​Evangelio del sábado: El camino de María

Evangelio del sábado de la XXVII semana del tiempo ordinario y comentario al evangelio.

Opus Dei - ​Evangelio del sábado: El camino de María

Evangelio (Lc 11, 27-28)

Mientras él estaba diciendo todo esto, una mujer de en medio de la multitud, alzando la voz, le dijo:

–Bienaventurado el vientre que te llevó y los pechos que te criaron.

Pero él replicó:

–Bienaventurados más bien los que escuchan la palabra de Dios y la guardan”.


Comentario

Cómo habrá removido el corazón del Señor esta mujer que de entre la multitud alza la voz para ensalzar a la Virgen Santísima.
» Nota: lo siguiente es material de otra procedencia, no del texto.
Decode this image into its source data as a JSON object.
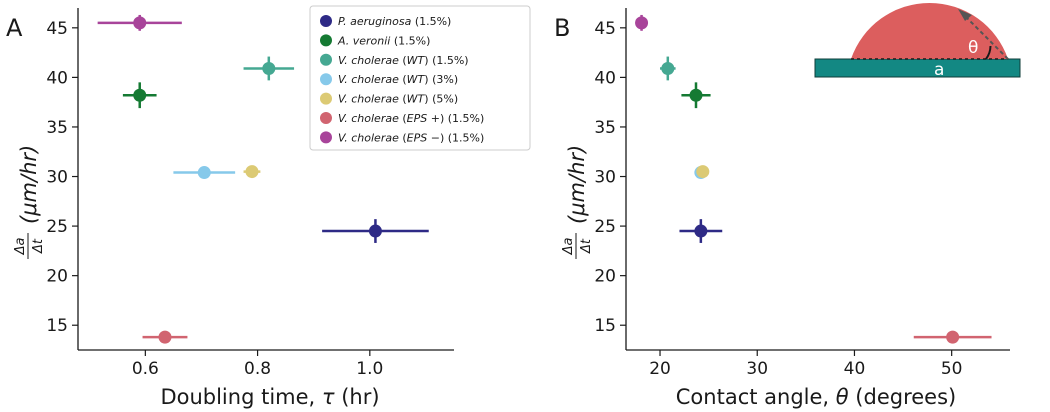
{
  "colors": {
    "p_aeruginosa": "#2e2a86",
    "a_veronii": "#157a33",
    "vc_wt_1_5": "#45a892",
    "vc_wt_3": "#86c9ea",
    "vc_wt_5": "#dcca74",
    "vc_eps_plus": "#d16470",
    "vc_eps_minus": "#a8449a",
    "inset_drop": "#dc5e5e",
    "inset_substrate": "#138883"
  },
  "legend": [
    {
      "key": "p_aeruginosa",
      "species": "P. aeruginosa",
      "strain": "",
      "conc": " (1.5%)"
    },
    {
      "key": "a_veronii",
      "species": "A. veronii",
      "strain": "",
      "conc": " (1.5%)"
    },
    {
      "key": "vc_wt_1_5",
      "species": "V. cholerae",
      "strain": "WT",
      "conc": " (1.5%)"
    },
    {
      "key": "vc_wt_3",
      "species": "V. cholerae",
      "strain": "WT",
      "conc": " (3%)"
    },
    {
      "key": "vc_wt_5",
      "species": "V. cholerae",
      "strain": "WT",
      "conc": " (5%)"
    },
    {
      "key": "vc_eps_plus",
      "species": "V. cholerae",
      "strain": "EPS +",
      "conc": " (1.5%)"
    },
    {
      "key": "vc_eps_minus",
      "species": "V. cholerae",
      "strain": "EPS −",
      "conc": " (1.5%)"
    }
  ],
  "inset": {
    "theta_label": "θ",
    "a_label": "a"
  },
  "chart_data": [
    {
      "type": "scatter",
      "panel": "A",
      "xlabel_text": "Doubling time, ",
      "xlabel_symbol": "τ",
      "xlabel_unit": " (hr)",
      "ylabel_num": "Δa",
      "ylabel_den": "Δt",
      "ylabel_unit": "(μm/hr)",
      "xlim": [
        0.48,
        1.15
      ],
      "ylim": [
        12.5,
        47.0
      ],
      "xticks": [
        0.6,
        0.8,
        1.0
      ],
      "xtick_labels": [
        "0.6",
        "0.8",
        "1.0"
      ],
      "yticks": [
        15,
        20,
        25,
        30,
        35,
        40,
        45
      ],
      "ytick_labels": [
        "15",
        "20",
        "25",
        "30",
        "35",
        "40",
        "45"
      ],
      "points": [
        {
          "key": "p_aeruginosa",
          "x": 1.01,
          "y": 24.5,
          "xerr": 0.095,
          "yerr": 1.2
        },
        {
          "key": "a_veronii",
          "x": 0.59,
          "y": 38.2,
          "xerr": 0.03,
          "yerr": 1.3
        },
        {
          "key": "vc_wt_1_5",
          "x": 0.82,
          "y": 40.9,
          "xerr": 0.045,
          "yerr": 1.2
        },
        {
          "key": "vc_wt_3",
          "x": 0.705,
          "y": 30.4,
          "xerr": 0.055,
          "yerr": 0.3
        },
        {
          "key": "vc_wt_5",
          "x": 0.79,
          "y": 30.5,
          "xerr": 0.015,
          "yerr": 0.3
        },
        {
          "key": "vc_eps_plus",
          "x": 0.635,
          "y": 13.8,
          "xerr": 0.04,
          "yerr": 0.2
        },
        {
          "key": "vc_eps_minus",
          "x": 0.59,
          "y": 45.5,
          "xerr": 0.075,
          "yerr": 0.8
        }
      ]
    },
    {
      "type": "scatter",
      "panel": "B",
      "xlabel_text": "Contact angle, ",
      "xlabel_symbol": "θ",
      "xlabel_unit": "  (degrees)",
      "ylabel_num": "Δa",
      "ylabel_den": "Δt",
      "ylabel_unit": "(μm/hr)",
      "xlim": [
        16.5,
        56.0
      ],
      "ylim": [
        12.5,
        47.0
      ],
      "xticks": [
        20,
        30,
        40,
        50
      ],
      "xtick_labels": [
        "20",
        "30",
        "40",
        "50"
      ],
      "yticks": [
        15,
        20,
        25,
        30,
        35,
        40,
        45
      ],
      "ytick_labels": [
        "15",
        "20",
        "25",
        "30",
        "35",
        "40",
        "45"
      ],
      "points": [
        {
          "key": "p_aeruginosa",
          "x": 24.2,
          "y": 24.5,
          "xerr": 2.2,
          "yerr": 1.2
        },
        {
          "key": "a_veronii",
          "x": 23.7,
          "y": 38.2,
          "xerr": 1.5,
          "yerr": 1.3
        },
        {
          "key": "vc_wt_1_5",
          "x": 20.8,
          "y": 40.9,
          "xerr": 0.8,
          "yerr": 1.2
        },
        {
          "key": "vc_wt_3",
          "x": 24.2,
          "y": 30.4,
          "xerr": 0.3,
          "yerr": 0.3
        },
        {
          "key": "vc_wt_5",
          "x": 24.4,
          "y": 30.5,
          "xerr": 0.5,
          "yerr": 0.3
        },
        {
          "key": "vc_eps_plus",
          "x": 50.1,
          "y": 13.8,
          "xerr": 4.0,
          "yerr": 0.2
        },
        {
          "key": "vc_eps_minus",
          "x": 18.1,
          "y": 45.5,
          "xerr": 0.3,
          "yerr": 0.8
        }
      ]
    }
  ]
}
No es difícil imaginar la alegría del Señor al escuchar ese piropo a su madre.

Pero a su vez Jesús le dice un motivo más profundo y grande para enaltecerla. No sólo es bienaventurada María por ser la Madre de Dios, sino que lo es también por ser la que ha escuchado, como nadie en la historia, la palabra de Dios y la ha guardado.
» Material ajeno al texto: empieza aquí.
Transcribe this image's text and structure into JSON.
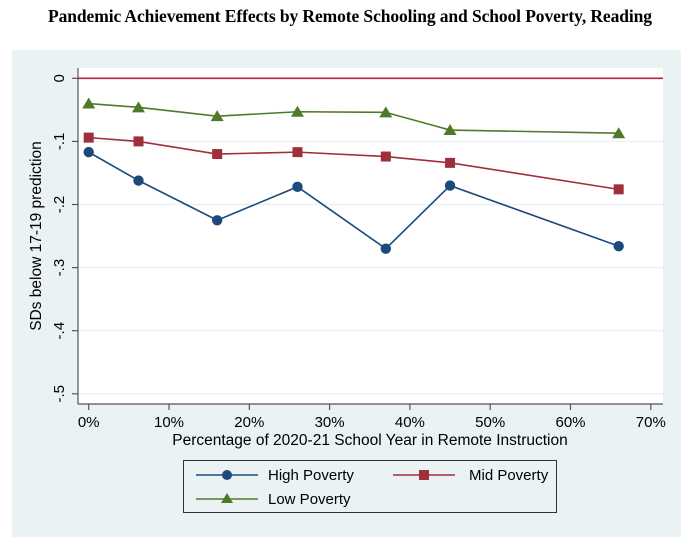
{
  "chart_data": {
    "type": "line",
    "title": "Pandemic Achievement Effects by Remote Schooling and School Poverty, Reading",
    "xlabel": "Percentage of 2020-21 School Year in Remote Instruction",
    "ylabel": "SDs below 17-19 prediction",
    "xlim": [
      0,
      70
    ],
    "ylim": [
      -0.5,
      0
    ],
    "xticks": [
      0,
      10,
      20,
      30,
      40,
      50,
      60,
      70
    ],
    "xtick_labels": [
      "0%",
      "10%",
      "20%",
      "30%",
      "40%",
      "50%",
      "60%",
      "70%"
    ],
    "yticks": [
      0,
      -0.1,
      -0.2,
      -0.3,
      -0.4,
      -0.5
    ],
    "ytick_labels": [
      "0",
      "-.1",
      "-.2",
      "-.3",
      "-.4",
      "-.5"
    ],
    "grid": true,
    "reference_line": {
      "y": 0,
      "color": "#b5223b"
    },
    "x": [
      0,
      6.2,
      16,
      26,
      37,
      45,
      66
    ],
    "series": [
      {
        "name": "High Poverty",
        "marker": "circle",
        "color": "#1c4a7c",
        "values": [
          -0.117,
          -0.162,
          -0.225,
          -0.172,
          -0.27,
          -0.17,
          -0.266
        ]
      },
      {
        "name": "Mid Poverty",
        "marker": "square",
        "color": "#a02f3c",
        "values": [
          -0.094,
          -0.1,
          -0.12,
          -0.117,
          -0.124,
          -0.134,
          -0.176
        ]
      },
      {
        "name": "Low Poverty",
        "marker": "triangle",
        "color": "#4f7a2b",
        "values": [
          -0.04,
          -0.046,
          -0.06,
          -0.053,
          -0.054,
          -0.082,
          -0.087
        ]
      }
    ],
    "legend_position": "bottom"
  }
}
María respondió a la invitación del Señor diciéndole «he aquí la esclava del Señor, hágase en mí según tu palabra»[1]. Y toda su vida ha sido un eco de estas palabras: sólo buscó que se cumpliera en ella, de modo total y radical, la voluntad de Dios.
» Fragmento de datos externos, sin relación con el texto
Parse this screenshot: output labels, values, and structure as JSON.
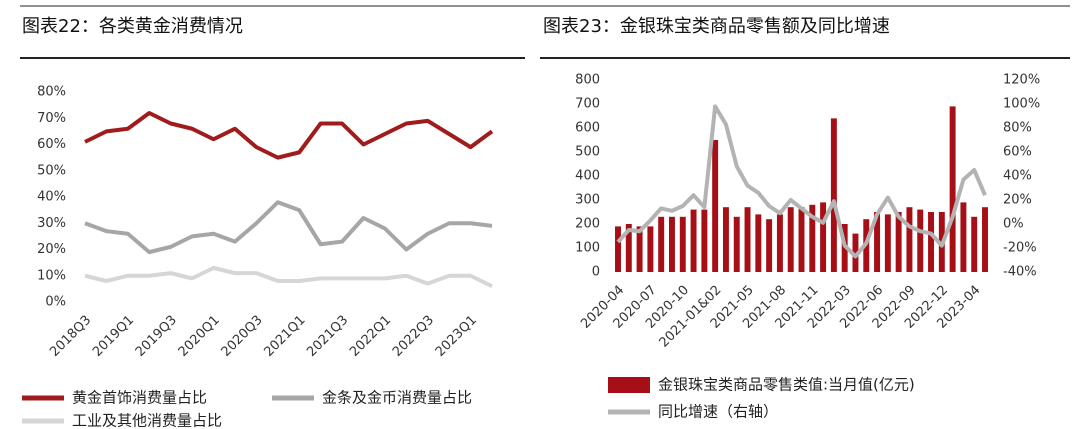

María busca y sabe descubrir, a lo largo de cada jornada, lo que Dios quiere de ella.«El elogio de su Madre, de su fiat, del hágase sincero, entregado, cumplido, hasta las últimas consecuencias, que no se manifestó en acciones aparatosas, sino en el sacrificio escondido y silencioso de cada jornada»[2].

Seguir el ejemplo de María, seguir el camino de la Virgen, es buscar que se cumpla, en nosotros, cada día, la voluntad de Dios, concretada en las mil cosas pequeñas que lo conforman.


[1] Lucas 1, 38

[2] San Josemaría Escrivá, Es Cristo que pasa, n. 172.